FinaticTrends - 2 Financial Trends
1 - Eurozone Accelerates, UK Decelerates
Despite the recent surge in infections throughout most countries in Europe, the Eurozone has surprised us with steady numbers. Market reports that the Eurozone’s PMI for services increased from 58.3 in June to 60.4 in July, a 181-month high. Such increases were not witnessed everywhere.The United Kingdom experienced a significant deceleration of economic activity in July. The services PMI fell from 62.4 in June to 57.8 in July, a four-month low. The manufacturing PMI fell from 63.9 in June to 60.4 in July, also a four-month low. Despite the deceleration, the July numbers still indicate rapid growth in activity. The deceleration largely reflects shortages of materials and labor. The United Kingdom has lost a significant number of foreign workers due to Brexit. New orders for services declined, in part due to shortages. Demand for services was likely hurt by the growth of infections, even though economic restrictions were lifted. New orders for manufacturers remained strong. Overall sentiment deteriorated because of concerns about the delta variant. The European countries are surprising us everyday as we just predicted last week that some countries might be severely affected by the new infections but that has clearly not been the case so far!

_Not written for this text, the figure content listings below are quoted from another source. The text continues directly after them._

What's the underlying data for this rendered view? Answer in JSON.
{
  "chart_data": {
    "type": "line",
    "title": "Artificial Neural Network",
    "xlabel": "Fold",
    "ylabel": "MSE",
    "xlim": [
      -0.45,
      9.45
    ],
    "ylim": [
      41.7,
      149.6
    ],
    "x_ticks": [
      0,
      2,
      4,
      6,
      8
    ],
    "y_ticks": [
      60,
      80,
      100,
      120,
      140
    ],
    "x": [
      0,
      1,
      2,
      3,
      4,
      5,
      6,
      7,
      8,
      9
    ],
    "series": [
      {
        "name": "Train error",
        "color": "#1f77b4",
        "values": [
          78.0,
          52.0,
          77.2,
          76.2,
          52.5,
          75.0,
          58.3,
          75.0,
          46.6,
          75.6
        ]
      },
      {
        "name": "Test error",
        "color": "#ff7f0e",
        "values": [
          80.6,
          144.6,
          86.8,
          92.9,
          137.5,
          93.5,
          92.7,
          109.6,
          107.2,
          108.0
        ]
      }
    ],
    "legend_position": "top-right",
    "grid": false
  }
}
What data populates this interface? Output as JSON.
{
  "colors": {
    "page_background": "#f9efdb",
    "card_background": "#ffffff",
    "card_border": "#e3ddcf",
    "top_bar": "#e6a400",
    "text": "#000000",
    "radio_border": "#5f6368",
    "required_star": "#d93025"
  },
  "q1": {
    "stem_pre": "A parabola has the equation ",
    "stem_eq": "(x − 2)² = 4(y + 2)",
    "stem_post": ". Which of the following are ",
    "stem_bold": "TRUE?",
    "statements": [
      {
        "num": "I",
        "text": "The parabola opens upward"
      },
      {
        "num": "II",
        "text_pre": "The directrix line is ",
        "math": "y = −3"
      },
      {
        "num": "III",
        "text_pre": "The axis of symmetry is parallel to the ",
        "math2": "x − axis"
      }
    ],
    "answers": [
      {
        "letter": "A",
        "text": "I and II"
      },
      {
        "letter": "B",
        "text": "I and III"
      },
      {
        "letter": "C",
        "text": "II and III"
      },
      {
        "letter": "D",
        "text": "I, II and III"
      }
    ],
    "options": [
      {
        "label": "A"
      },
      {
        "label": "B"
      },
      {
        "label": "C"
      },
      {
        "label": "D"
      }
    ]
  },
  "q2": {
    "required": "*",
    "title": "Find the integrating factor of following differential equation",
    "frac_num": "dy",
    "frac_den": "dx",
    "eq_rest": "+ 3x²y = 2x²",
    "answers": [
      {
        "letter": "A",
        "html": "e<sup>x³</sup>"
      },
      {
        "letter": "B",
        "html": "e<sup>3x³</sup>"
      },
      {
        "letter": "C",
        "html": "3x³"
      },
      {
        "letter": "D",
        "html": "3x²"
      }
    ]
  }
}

2 - Increasing COVID Infections in the US
It seems like the battle with Covid-19 is not over just yet as a surge of infections has been reported in some US states since the past few days, namely Florida, Arkansas, Missouri, Louisiana, Texas, and Nevada. This might be a consequence of some government policies. In Florida, the state government has strongly promoted a return to normal economic conditions. And has also attempted to ban businesses from discriminating against the unvaccinated.Recent government policies regarding the use of face masks may also have invited this result. What the US has managed to build in the last few months by bringing back jobs and strengthening the economy in times of inflation can all go to waste by another coronavirus outbreak. Simply put, an outbreak would cease social interaction and people would choose to spend less on consumer services like movie theatres, restaurants etc. This might endanger the economy once again. Even after 18 months, it seems like we might be in it for the long haul!
Financial Guidance
“Investing should be more like watching paint dry or watching grass grow. If you want excitement, take $800 and go to Las Vegas.” – Paul Samuelson
Money Fact
A carolina farm boy funded the country for 25 years
The first U.S. gold rush started in North Carolina in 1803, when 12-year-old Conrad Reed found a 17-pound gold nugget on his father’s farm. It supplied all the gold for the nation’s mints until 1829.